Monday, February 23, 2009

Letting Go

I am a packrat. But living in a 1000 SF house has taught me the value of space. There is no reason why my 2 dogs and I cannot live comfortably in this house.

When I married, my wedding was awesome. I had a dress that made me feel like a princess. Literally, when I put it on, the ladies in the bridal shop stopped to look at me. A young child in the hotel came up to me as I was walking to my reception hall and asked if she could meet me, since I was a princess. Yeah, I was in heaven! My wedding band was platinum with diamonds. My gifts included 12 full place settings of china and nice silverware and glasses with silver rims. I didn’t have outlandishly fancy china—it was affordable as far as china goes—but it was a dream for me to ever be important enough to deserve those kinds of things.

When my marriage ended, just 1-1/2 years later, I was devastated. My dream-like existence was shattered. I held onto that dress and that ring and that china, because it symbolized my dream.

A year or so later, the local church was taking donations for clothes to give away. Wedding dresses were accepted. I knew in my heart that holding onto that dress was pointless—it symbolized a failed marriage. But it was a piece of my past that I didn’t like letting go of. After soul searching, I finally decided I needed to get rid of it—for many reasons. So I donated it. The girl who won it at the bridal auction didn’t seem to hold it with such reverence as I. I think it may have really been too big for her. I was sad to see it go to someone who didn’t see the $620 dress as being important. But I no longer had any say in the future of that dress.

Then, I was in a financial hole and had been out of a job. I needed cash to make a mortgage payment. I had money coming in the next month because I was working again, but didn’t have it at the time the mortgage was due. I pulled out my wedding band, and again I struggled. I knew I would never own a piece of jewelry that nice again. I took it to my brother in law, who shined it up and found a buyer for it. I sold it for $1,000, knowing it was worth about $7,500. But my mortgage was more important than a ring I didn’t wear.

I gave my mom the china hutch that was taking up too much room in my house, and told her she could leave the china in it, but I wasn’t giving her the china. One day I went to her house and she was using the china. My heart skipped a beat. But then, I realized—better to be used than sitting in a case. Now, she uses it when guests visit.

Giving up those things helped me to let go of a lot more than material items. By holding onto them, I held onto a dream that had fallen through. But, I didn’t need any of it anymore. Since then, I find parting with material things much easier than it used to be. I have few possessions that are so precious to me now. So many others have so little. The least I can do is give away what I don’t use.

2 comments:

luke said...

That's very very strong work, Kristi.

Do you remember when we talked about the "dichotomy" of soul and body at Agora? I think your experience blows away that idea. There are certain signs that are so close to us - like the ones we wear on our bodies - that their possession or their usage affects our soul, and vice-versa; sometimes changes to our soul also change our outward perception of these kinds of signs.

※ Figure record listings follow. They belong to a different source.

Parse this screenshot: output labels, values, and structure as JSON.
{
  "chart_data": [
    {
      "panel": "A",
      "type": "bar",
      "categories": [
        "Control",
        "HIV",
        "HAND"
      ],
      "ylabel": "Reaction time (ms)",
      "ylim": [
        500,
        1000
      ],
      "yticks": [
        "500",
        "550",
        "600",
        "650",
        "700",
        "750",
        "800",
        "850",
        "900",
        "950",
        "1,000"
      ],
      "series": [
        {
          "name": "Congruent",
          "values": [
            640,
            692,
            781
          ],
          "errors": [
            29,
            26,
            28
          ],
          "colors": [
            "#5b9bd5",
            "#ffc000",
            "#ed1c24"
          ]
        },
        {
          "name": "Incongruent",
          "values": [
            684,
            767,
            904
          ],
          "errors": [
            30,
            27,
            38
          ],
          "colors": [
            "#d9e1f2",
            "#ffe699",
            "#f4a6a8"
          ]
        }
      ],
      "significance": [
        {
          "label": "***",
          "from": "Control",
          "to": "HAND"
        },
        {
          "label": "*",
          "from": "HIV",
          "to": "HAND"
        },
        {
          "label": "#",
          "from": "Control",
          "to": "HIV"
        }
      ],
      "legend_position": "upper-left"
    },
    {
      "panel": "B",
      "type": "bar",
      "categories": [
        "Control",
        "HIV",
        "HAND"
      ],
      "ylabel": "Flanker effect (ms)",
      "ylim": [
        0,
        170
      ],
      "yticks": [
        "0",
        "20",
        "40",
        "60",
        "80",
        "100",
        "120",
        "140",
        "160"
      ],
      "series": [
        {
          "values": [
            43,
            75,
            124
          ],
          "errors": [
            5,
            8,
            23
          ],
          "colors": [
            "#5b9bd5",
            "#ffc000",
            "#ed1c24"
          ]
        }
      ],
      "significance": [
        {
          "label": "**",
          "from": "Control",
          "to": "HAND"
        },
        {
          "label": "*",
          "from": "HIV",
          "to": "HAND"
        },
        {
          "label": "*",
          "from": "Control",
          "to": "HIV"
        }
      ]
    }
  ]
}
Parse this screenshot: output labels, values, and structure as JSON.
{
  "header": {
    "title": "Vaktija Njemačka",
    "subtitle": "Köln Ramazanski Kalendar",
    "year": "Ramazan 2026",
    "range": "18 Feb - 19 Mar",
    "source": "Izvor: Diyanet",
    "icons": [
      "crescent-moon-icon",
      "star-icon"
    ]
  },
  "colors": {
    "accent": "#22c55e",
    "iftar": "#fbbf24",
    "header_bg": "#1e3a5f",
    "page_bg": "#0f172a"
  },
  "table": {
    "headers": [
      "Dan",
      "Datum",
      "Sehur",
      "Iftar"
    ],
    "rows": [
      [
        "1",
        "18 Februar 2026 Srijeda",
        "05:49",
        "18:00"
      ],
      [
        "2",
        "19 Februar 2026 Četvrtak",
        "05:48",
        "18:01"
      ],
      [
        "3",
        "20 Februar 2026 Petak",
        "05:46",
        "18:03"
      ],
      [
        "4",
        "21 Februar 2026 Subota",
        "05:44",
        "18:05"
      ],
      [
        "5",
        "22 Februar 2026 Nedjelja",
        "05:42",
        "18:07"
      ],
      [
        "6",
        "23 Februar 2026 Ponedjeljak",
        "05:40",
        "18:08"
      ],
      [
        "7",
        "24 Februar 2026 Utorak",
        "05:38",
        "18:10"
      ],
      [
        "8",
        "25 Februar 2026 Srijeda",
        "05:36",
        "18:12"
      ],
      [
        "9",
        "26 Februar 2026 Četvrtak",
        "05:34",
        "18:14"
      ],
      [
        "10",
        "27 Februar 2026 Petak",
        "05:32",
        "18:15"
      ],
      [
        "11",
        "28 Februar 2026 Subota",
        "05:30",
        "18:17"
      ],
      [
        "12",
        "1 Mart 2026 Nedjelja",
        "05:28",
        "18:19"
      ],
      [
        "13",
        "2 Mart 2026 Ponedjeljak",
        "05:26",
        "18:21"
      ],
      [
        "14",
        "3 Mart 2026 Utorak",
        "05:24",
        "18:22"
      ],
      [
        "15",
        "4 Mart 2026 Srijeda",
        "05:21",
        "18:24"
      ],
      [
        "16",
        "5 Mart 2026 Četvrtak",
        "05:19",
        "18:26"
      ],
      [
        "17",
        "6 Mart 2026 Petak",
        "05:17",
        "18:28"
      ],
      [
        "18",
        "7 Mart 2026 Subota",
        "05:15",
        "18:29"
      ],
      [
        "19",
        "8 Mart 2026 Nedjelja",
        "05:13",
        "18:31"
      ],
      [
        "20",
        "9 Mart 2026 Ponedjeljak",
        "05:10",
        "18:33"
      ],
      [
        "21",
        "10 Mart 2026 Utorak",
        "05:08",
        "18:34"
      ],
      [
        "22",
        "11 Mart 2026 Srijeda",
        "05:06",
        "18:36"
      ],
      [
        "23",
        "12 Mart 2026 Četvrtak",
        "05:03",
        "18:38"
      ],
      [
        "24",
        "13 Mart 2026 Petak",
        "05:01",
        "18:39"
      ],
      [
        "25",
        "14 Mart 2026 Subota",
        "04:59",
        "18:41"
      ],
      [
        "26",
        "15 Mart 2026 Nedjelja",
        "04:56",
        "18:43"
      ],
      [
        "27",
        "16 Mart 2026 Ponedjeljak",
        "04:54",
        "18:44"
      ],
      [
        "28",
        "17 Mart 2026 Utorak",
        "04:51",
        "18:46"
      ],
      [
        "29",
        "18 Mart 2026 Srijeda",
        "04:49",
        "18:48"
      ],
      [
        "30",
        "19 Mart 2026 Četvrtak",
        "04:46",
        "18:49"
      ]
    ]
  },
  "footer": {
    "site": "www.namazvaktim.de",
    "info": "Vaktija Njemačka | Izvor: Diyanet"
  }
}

I think you made some really important decisions and actions about those signs. And it really sounds like they had a positive lasting effect on you.

Kristi said...

When I sold the wedding ring, my heart was very heavy. And I only sold it out of necessity for money. But doing so was a physical release of a piece of my past I kept emotionally holding onto. If that makes any sense. You are right--holding onto that ring and that dress and that china, only prolonged my grieving and my false identity. Once I was released of those physical possessions, my identity changed inside of me.